The first time I ever smoked I was eleven, same age as my daughter is now. I had one puff of a cigarette that one of my mum’s friend’s daughter had. I felt mildly curious about the experience, I don’t recall feeling any pressure to participate. It made me feel sick to my stomach, it was utterly disgusting. For years afterwards, I was still the only person in my social circles that had, and I fielded a lot of questions. Smoking brought attention. Around the age of fifteen, I started smoking whole cigarettes, possibly as many as twenty in a whole year, so clearly I was hardening to the habit. I mostly smoked with people that were somewhat cooler than me, and I felt incredibly endorsed. By eighteen, I was one of the few people in my social circles that actually smoked semi-regularly.

When I think as to my reasons why they were largely socially orientated. It gave me something to do, something to keep occupied, and people engaged with me if they wanted a cigarette or a light. It gave me purpose. It also gave me a barrier. Smoke created me a bubble of personal space.

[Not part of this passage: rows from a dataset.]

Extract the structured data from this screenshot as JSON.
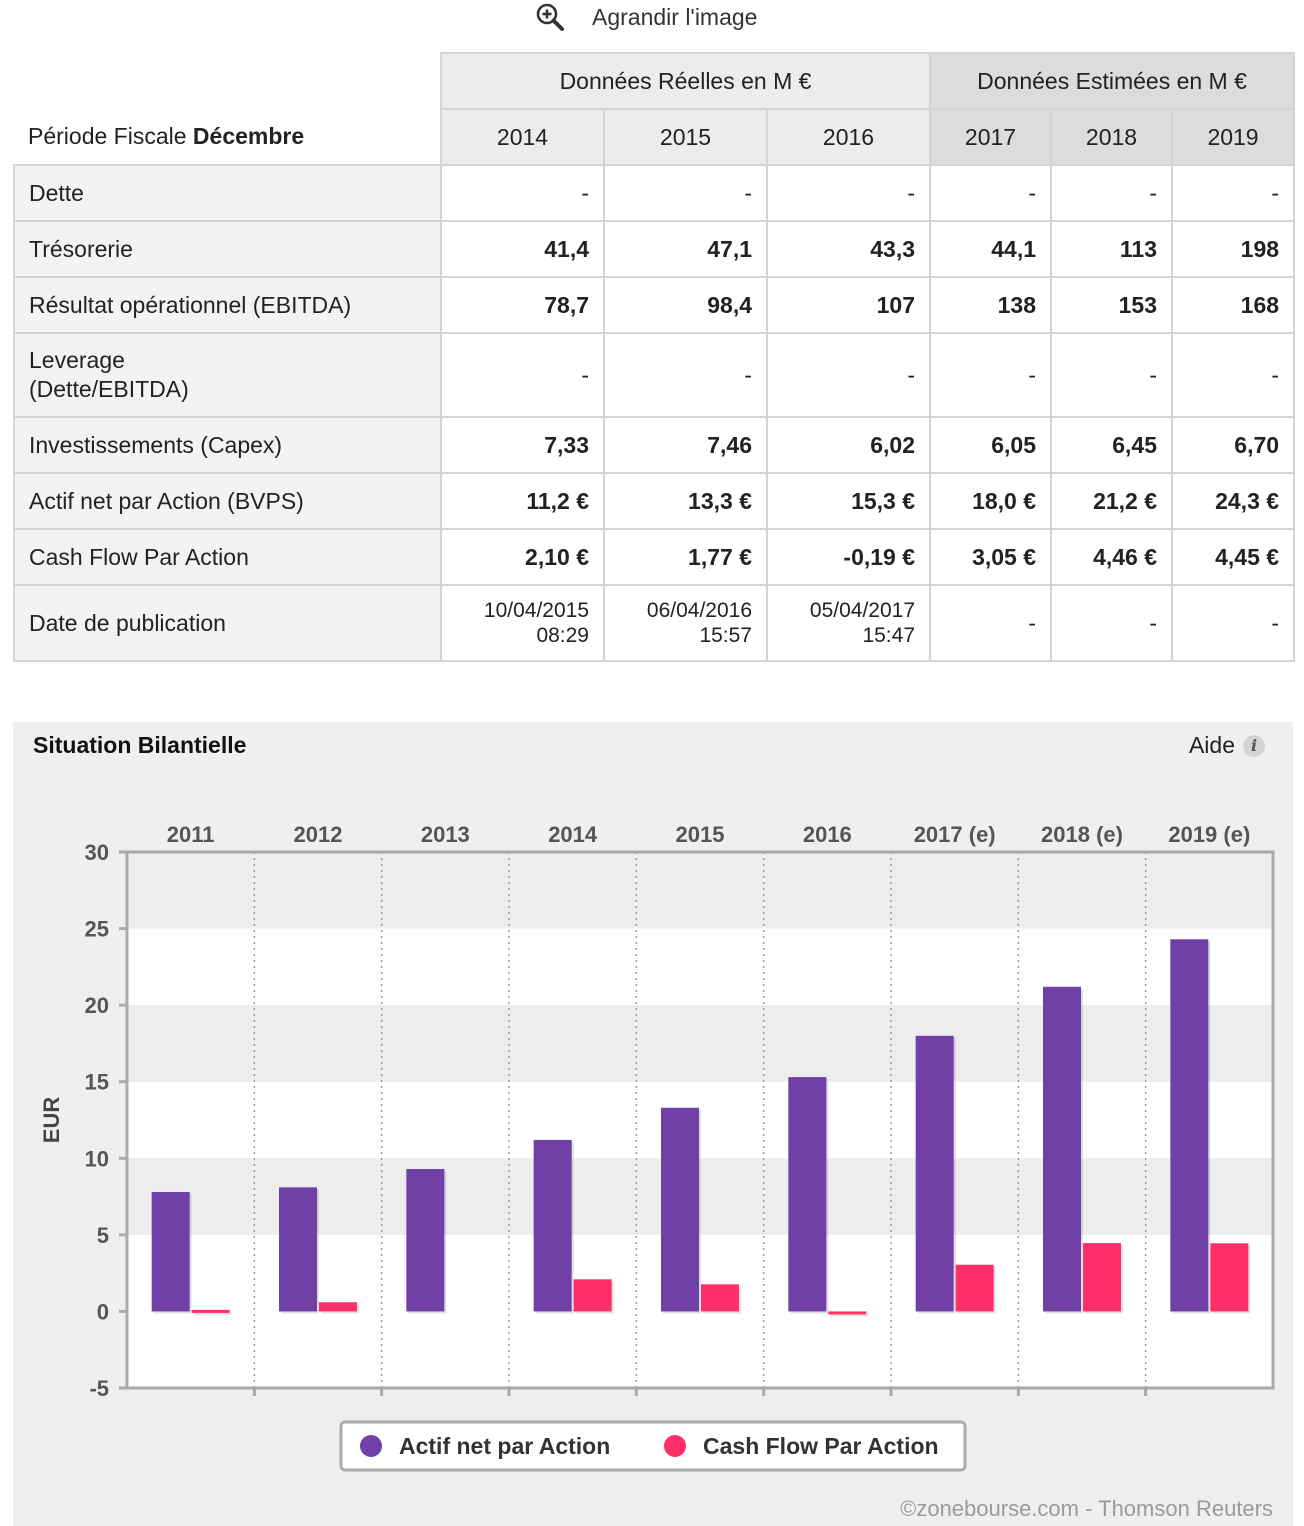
{
  "toolbar": {
    "zoom_label": "Agrandir l'image"
  },
  "table": {
    "group_real": "Données Réelles en M €",
    "group_est": "Données Estimées en M €",
    "period_prefix": "Période Fiscale ",
    "period_month": "Décembre",
    "years": [
      "2014",
      "2015",
      "2016",
      "2017",
      "2018",
      "2019"
    ],
    "rows": [
      {
        "label": "Dette",
        "values": [
          "-",
          "-",
          "-",
          "-",
          "-",
          "-"
        ]
      },
      {
        "label": "Trésorerie",
        "values": [
          "41,4",
          "47,1",
          "43,3",
          "44,1",
          "113",
          "198"
        ]
      },
      {
        "label": "Résultat opérationnel (EBITDA)",
        "values": [
          "78,7",
          "98,4",
          "107",
          "138",
          "153",
          "168"
        ]
      },
      {
        "label_lines": [
          "Leverage",
          "(Dette/EBITDA)"
        ],
        "values": [
          "-",
          "-",
          "-",
          "-",
          "-",
          "-"
        ]
      },
      {
        "label": "Investissements (Capex)",
        "values": [
          "7,33",
          "7,46",
          "6,02",
          "6,05",
          "6,45",
          "6,70"
        ]
      },
      {
        "label": "Actif net par Action (BVPS)",
        "values": [
          "11,2 €",
          "13,3 €",
          "15,3 €",
          "18,0 €",
          "21,2 €",
          "24,3 €"
        ]
      },
      {
        "label": "Cash Flow Par Action",
        "values": [
          "2,10 €",
          "1,77 €",
          "-0,19 €",
          "3,05 €",
          "4,46 €",
          "4,45 €"
        ]
      },
      {
        "label": "Date de publication",
        "dates": [
          [
            "10/04/2015",
            "08:29"
          ],
          [
            "06/04/2016",
            "15:57"
          ],
          [
            "05/04/2017",
            "15:47"
          ]
        ],
        "values": [
          "-",
          "-",
          "-"
        ]
      }
    ]
  },
  "panel": {
    "title": "Situation Bilantielle",
    "help_label": "Aide",
    "credit": "©zonebourse.com - Thomson Reuters"
  },
  "chart_data": {
    "type": "bar",
    "categories": [
      "2011",
      "2012",
      "2013",
      "2014",
      "2015",
      "2016",
      "2017 (e)",
      "2018 (e)",
      "2019 (e)"
    ],
    "series": [
      {
        "name": "Actif net par Action",
        "color": "#7040a6",
        "values": [
          7.8,
          8.1,
          9.3,
          11.2,
          13.3,
          15.3,
          18.0,
          21.2,
          24.3
        ]
      },
      {
        "name": "Cash Flow Par Action",
        "color": "#ff2f6a",
        "values": [
          0.1,
          0.6,
          null,
          2.1,
          1.77,
          -0.19,
          3.05,
          4.46,
          4.45
        ]
      }
    ],
    "ylabel": "EUR",
    "ylim": [
      -5,
      30
    ],
    "yticks": [
      -5,
      0,
      5,
      10,
      15,
      20,
      25,
      30
    ],
    "legend": "bottom-center",
    "grid": true
  }
}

Over the years I have gone through phases of smoking lots (university exams) and not smoking at all, sometimes for years at a time. It always seems to start off social then ebb into solitary smoking. But now I have entered into an agreement with my young one, and this is something that I take very seriously. So despite knowing that I could easily smoke, I will remove this from my routine and find some less destructive things to do with my time instead. Or possibly just become very sociable with those that still do..

Map Point. Why do I choose to engage in things that are bad for my health?